After a break, I’m taking another course for my Special Education certification. The homework load is crushing. I’ve decided the only way I can continue to write is to use my precious 30-minute lunch like I did last year. But I’m having a hard time meeting the demands of the students at school, so lesson plan prepping is creeping into lunch. I was also lucky enough to get a big website content-editing job, but it will be another responsibility to make time for… if I only had more time.
Amid all of the dark and dreary prospects for my writing, I received a shimmer of hope.

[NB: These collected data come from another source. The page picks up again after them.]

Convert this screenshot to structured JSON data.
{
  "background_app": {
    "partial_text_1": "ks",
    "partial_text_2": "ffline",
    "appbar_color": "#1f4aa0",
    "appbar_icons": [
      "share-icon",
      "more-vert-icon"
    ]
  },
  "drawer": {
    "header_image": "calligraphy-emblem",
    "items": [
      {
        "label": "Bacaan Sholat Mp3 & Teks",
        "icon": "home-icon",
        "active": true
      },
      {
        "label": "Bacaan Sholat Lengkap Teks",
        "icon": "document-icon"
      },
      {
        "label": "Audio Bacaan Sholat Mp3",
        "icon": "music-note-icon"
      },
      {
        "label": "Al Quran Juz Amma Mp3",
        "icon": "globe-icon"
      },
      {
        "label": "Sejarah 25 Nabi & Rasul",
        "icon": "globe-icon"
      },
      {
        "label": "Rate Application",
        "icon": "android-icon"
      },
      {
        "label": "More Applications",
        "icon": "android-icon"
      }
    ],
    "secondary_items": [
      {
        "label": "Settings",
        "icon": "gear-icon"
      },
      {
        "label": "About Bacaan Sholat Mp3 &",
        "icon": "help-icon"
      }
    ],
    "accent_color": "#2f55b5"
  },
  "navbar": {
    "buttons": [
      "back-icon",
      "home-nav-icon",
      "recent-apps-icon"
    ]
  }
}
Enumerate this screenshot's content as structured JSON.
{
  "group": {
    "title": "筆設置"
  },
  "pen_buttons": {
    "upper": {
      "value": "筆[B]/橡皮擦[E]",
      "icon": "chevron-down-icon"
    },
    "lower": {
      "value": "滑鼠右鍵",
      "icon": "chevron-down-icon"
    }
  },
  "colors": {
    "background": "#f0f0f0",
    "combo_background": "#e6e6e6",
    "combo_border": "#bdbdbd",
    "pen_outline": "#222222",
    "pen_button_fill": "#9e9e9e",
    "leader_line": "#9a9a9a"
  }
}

I made it into Pitch Madness
Funny because this summer, I emailed Sharon Mayhew and said I was done with contests because nothing would ever come of them. My previous attempts had either fallen flat or I got through one round just to lose later on.
Then WriteOnCon came ‘round. I put a query and pages up on the forums. But his time I didn’t hope for a Ninja request. Even though this manuscript came together for me in a way that no previous one had before, I hadn’t had as many writers critique it yet, so I wasn’t confident.
But it just felt so… polished.
The feedback was positive. And I actually received a Ninja request for pages!
When Pitch Madness started, I submitted with more confidence. Though I was thrilled to get a slot (thanks, S.M. Johnston ) the thrill soon gave way to nerves. Writers can only be happy for about 5 seconds.
Twitter hashtag #PitchMadness soon came alive with entries that writers loved. Mine received little mention. I told myself to prepare for the worst (I’m part Irish).
While I waited for the results, I pushed to finish my course assignments. If I didn’t complete them a day early, I wouldn’t be able to meet with a new critique group I’d been invited to join.
On Monday evening, my son and husband cooked dinner, so I could do homework. My daughter did extra too.
Tuesday my body buzzed with nerves. Work was hectic. Then the Pitch Madness news came in at noon—I had 3 bids and all from Awesome Agents. The highest bid requested a query + 100 pages. But I couldn’t bask in the sun of requests. Instead, I studied for and took an online quiz while I cooked dinner. Then I rushed my daughter to ballet.
(Where I couldn’t find a parking spot, so I had to rush into a bakery to buy a tart slice for “dinner” before I got a parking ticket. I sat in the car to send out my query and 100 pages to the winning agents.)
After that, I attended my son’s high school orientation, rushed to the critique group (where I was pretty incoherent), and arrived home shortly before bedtime.
This morning, as I was driving (groggily) to work, I thought about the last week and about my cookie fortune. My mind wandered to my husband’s fortune:
You will soon discover how fortunate you really are.
His fortune applied to me too. It’s easy to lose sight of this when sagging beneath money worries, deadlines we think we can’t meet, errands, obligations, insecurities, and setbacks.
I can focus on the uncertainties, the things not going right or I can focus on my family who make sure I could make time for school and writing. Even if I don’t get an agent out of this, the Pitch Madness team and three agents saw some promise in my premise and pages.
If I always look at what I don’t have, what I’m striving for, I’ll forget to remember how fortunate I really am. Right now.